It seems that the Australian publishing industry’s hunger for anti-rom-coms (or as I like to call them, Sad Girl Lit) is showing no signs of abating. The perfect successor to the Cecelia Ahern and Marian Keyes heyday of the last decade, today’s heroine is stressed out and has major FOMO. Prue, the heroine of Jessica Seaborn‘s debut novel Perfect-Ish is no exception.
Prue is about to turn thirty. She’s single, doesn’t know if she likes the career path she’s on, and has a terrible relationship with her Mum. She’s also a bit of a mess. Case in point, the first time we meet Prue, she’s turning up late to a wedding, hot and sweaty and wearing a rented designer dress that makes her look like a Siamese fighting fish. Oh and she’s just accidentally stolen a glass of champagne from a nearby birthday party by mistake.

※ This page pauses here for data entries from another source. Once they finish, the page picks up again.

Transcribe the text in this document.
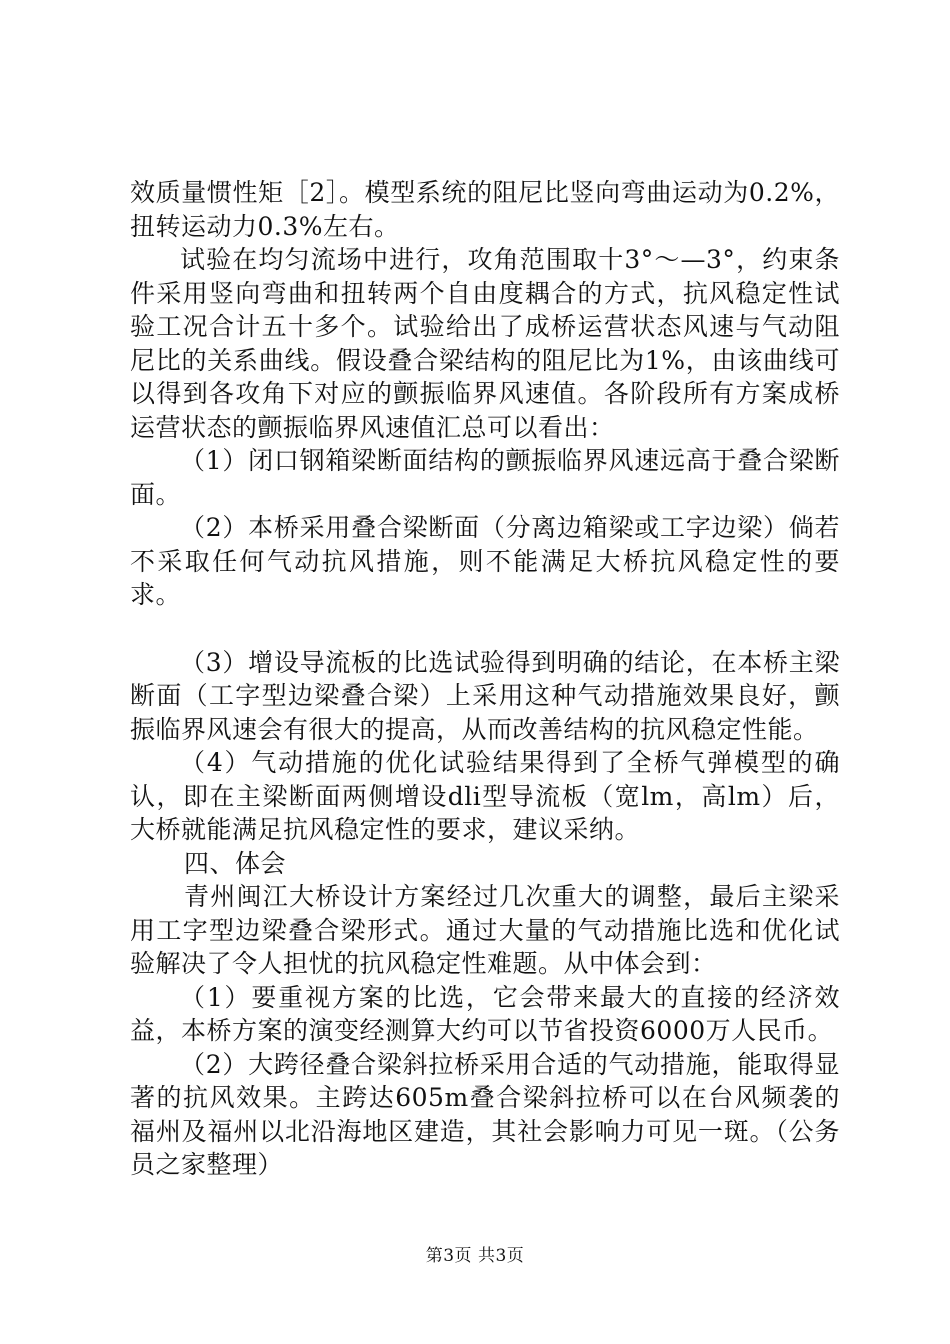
效质量惯性矩［2］。模型系统的阻尼比竖向弯曲运动为0.2%，扭转运动力0.3%左右。

试验在均匀流场中进行，攻角范围取十3°～—3°，约束条件采用竖向弯曲和扭转两个自由度耦合的方式，抗风稳定性试验工况合计五十多个。试验给出了成桥运营状态风速与气动阻尼比的关系曲线。假设叠合梁结构的阻尼比为1%，由该曲线可以得到各攻角下对应的颤振临界风速值。各阶段所有方案成桥运营状态的颤振临界风速值汇总可以看出：

（1）闭口钢箱梁断面结构的颤振临界风速远高于叠合梁断面。

（2）本桥采用叠合梁断面（分离边箱梁或工字边梁）倘若不采取任何气动抗风措施，则不能满足大桥抗风稳定性的要求。

（3）增设导流板的比选试验得到明确的结论，在本桥主梁断面（工字型边梁叠合梁）上采用这种气动措施效果良好，颤振临界风速会有很大的提高，从而改善结构的抗风稳定性能。

（4）气动措施的优化试验结果得到了全桥气弹模型的确认，即在主梁断面两侧增设dli型导流板（宽lm，高lm）后，大桥就能满足抗风稳定性的要求，建议采纳。

四、体会

青州闽江大桥设计方案经过几次重大的调整，最后主梁采用工字型边梁叠合梁形式。通过大量的气动措施比选和优化试验解决了令人担忧的抗风稳定性难题。从中体会到：

（1）要重视方案的比选，它会带来最大的直接的经济效益，本桥方案的演变经测算大约可以节省投资6000万人民币。

（2）大跨径叠合梁斜拉桥采用合适的气动措施，能取得显著的抗风效果。主跨达605m叠合梁斜拉桥可以在台风频袭的福州及福州以北沿海地区建造，其社会影响力可见一斑。（公务员之家整理）

第3页 共3页
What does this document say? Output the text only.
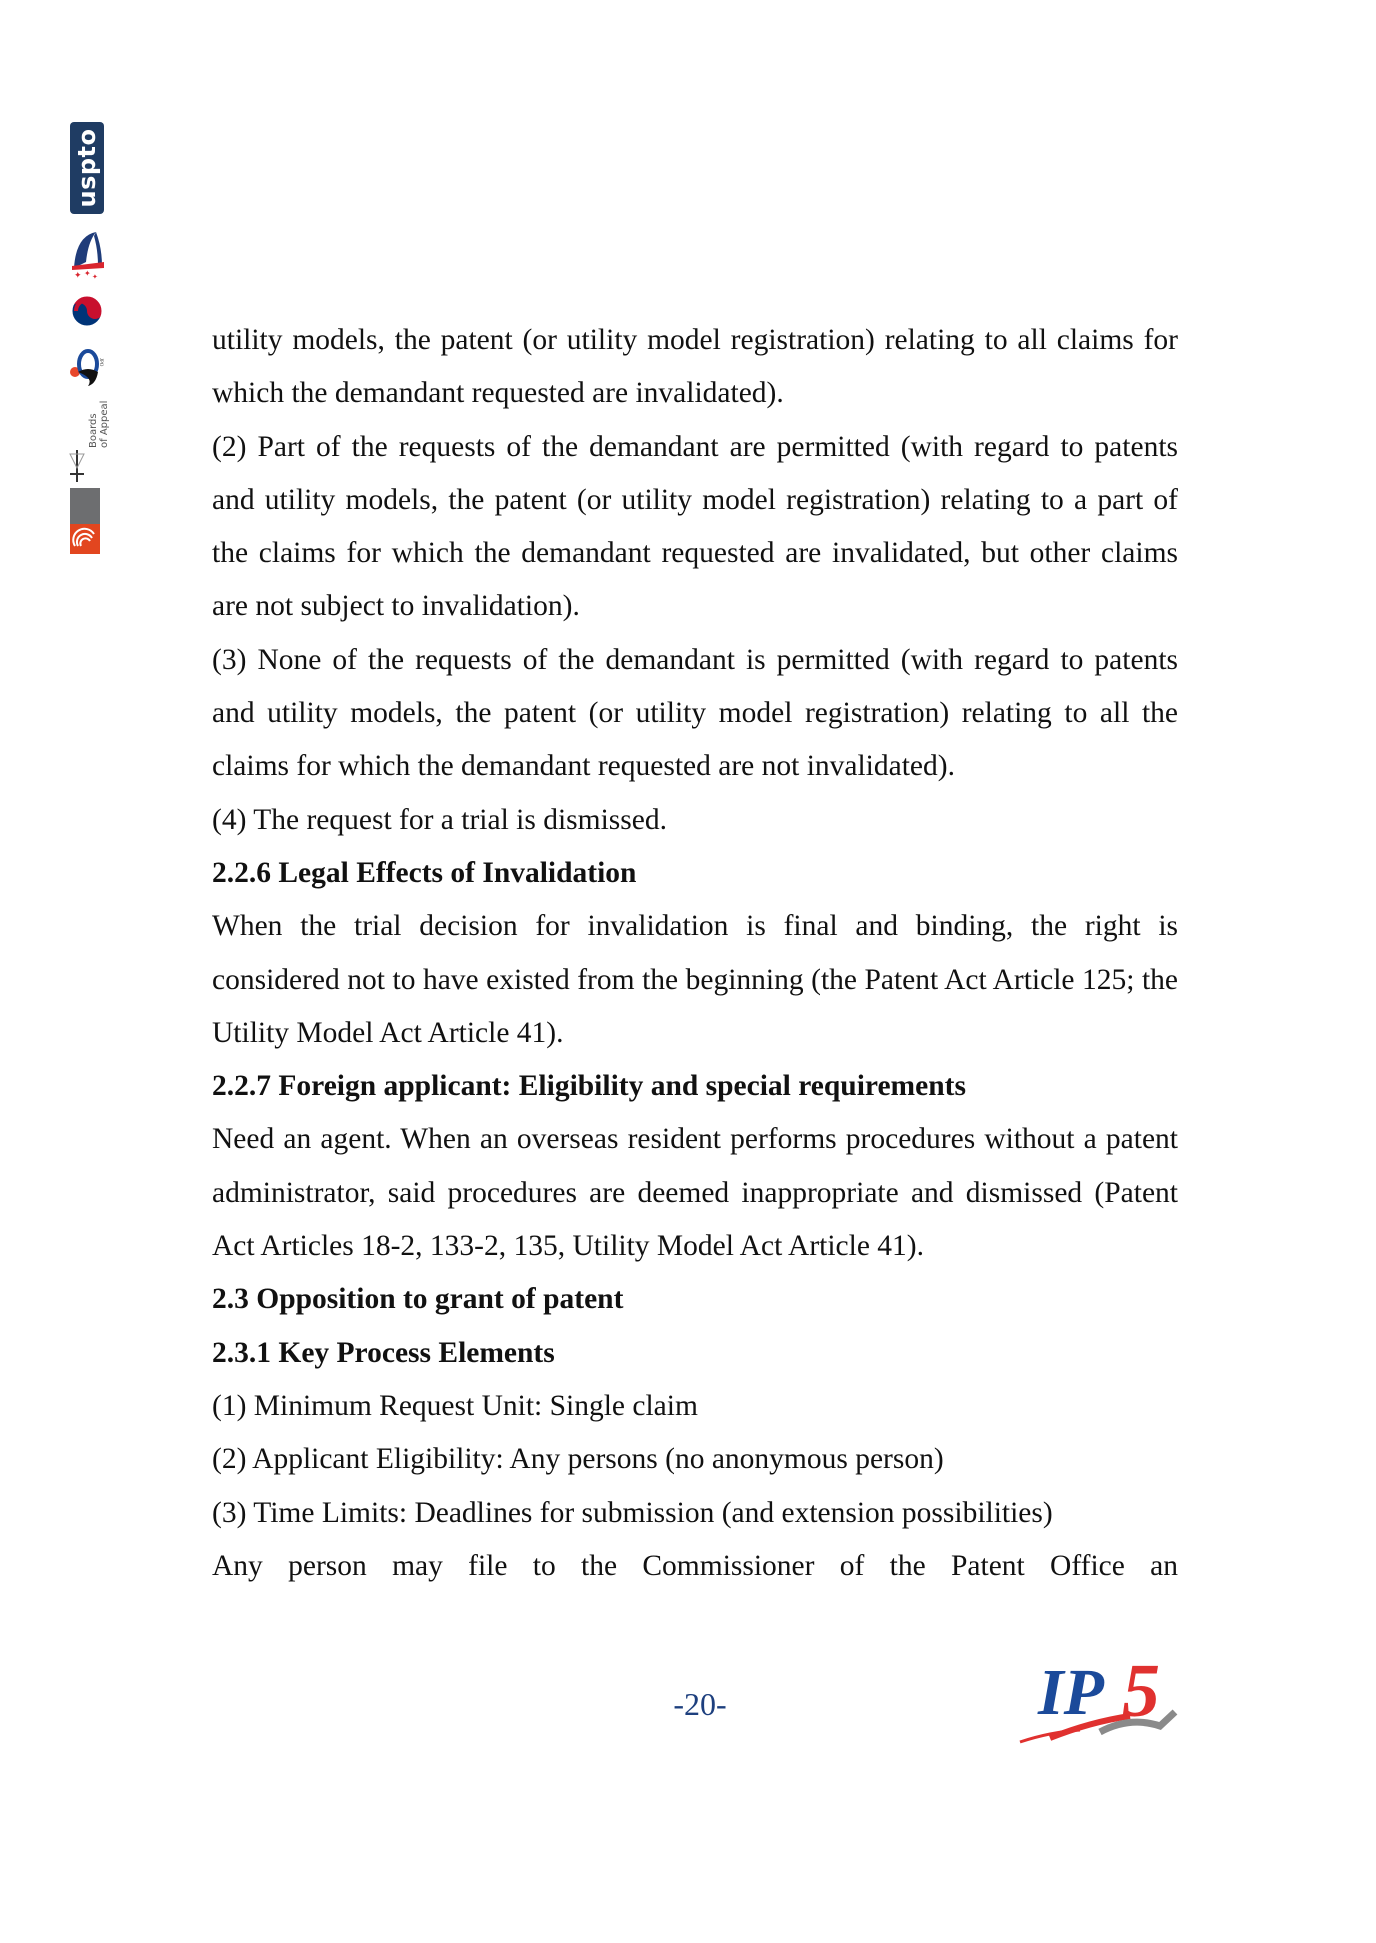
uspto
✦ ✦ ✦
JPO
Boards of Appeal

utility models, the patent (or utility model registration) relating to all claims for which the demandant requested are invalidated).

(2) Part of the requests of the demandant are permitted (with regard to patents and utility models, the patent (or utility model registration) relating to a part of the claims for which the demandant requested are invalidated, but other claims are not subject to invalidation).

(3) None of the requests of the demandant is permitted (with regard to patents and utility models, the patent (or utility model registration) relating to all the claims for which the demandant requested are not invalidated).

(4) The request for a trial is dismissed.

2.2.6 Legal Effects of Invalidation

When the trial decision for invalidation is final and binding, the right is considered not to have existed from the beginning (the Patent Act Article 125; the Utility Model Act Article 41).

2.2.7 Foreign applicant: Eligibility and special requirements

Need an agent. When an overseas resident performs procedures without a patent administrator, said procedures are deemed inappropriate and dismissed (Patent Act Articles 18-2, 133-2, 135, Utility Model Act Article 41).

2.3 Opposition to grant of patent
2.3.1 Key Process Elements

(1) Minimum Request Unit: Single claim

(2) Applicant Eligibility: Any persons (no anonymous person)

(3) Time Limits: Deadlines for submission (and extension possibilities)

Any person may file to the Commissioner of the Patent Office an

-20-	IP 5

It’s no surprise really then, that by the next morning, she’ll have hooked up with the wrong guy and everyone will be talking about her- and not in a good way. So Prue sets out to turn her life around- and just as you would want from this kind of story, hilarity ensues.
This novel was the perfect blend of familiar and surprising. It doesn’t attempt to break the boundaries of the genre, but sits comfortably in its lane. As a result, it’s a smart, funny, compelling read that is perfect for a lazy Saturday afternoon on the back deck with a glass of rose, or perhaps (weather permitting), to take to the beach.
Prue and her best friend Delia’s relationship shines at the centre of the book, which, while it does feature a little bit of romance, is more focussed on the development of Prue as a person rather than tying her value as a character to whether or not she’s headed down the aisle at the end of it.
While Prue does some truly questionable things, Seaborn cleverly anchors the reader into her point of view, allowing her actions to feel logical and sometimes even justifiable. But who says female characters need to be likeable anyway?
I raced through Perfect-Ish in an afternoon. It is compulsively readable, extremely interesting, and at times, laugh out loud funny. Come for the promise of a great read, stay for the moments of originality. (Her brother being a rich and famous erotic fiction writer for one…) If you’re looking for Sorrow and Bliss mashed up with early Marian Keyes, this is it!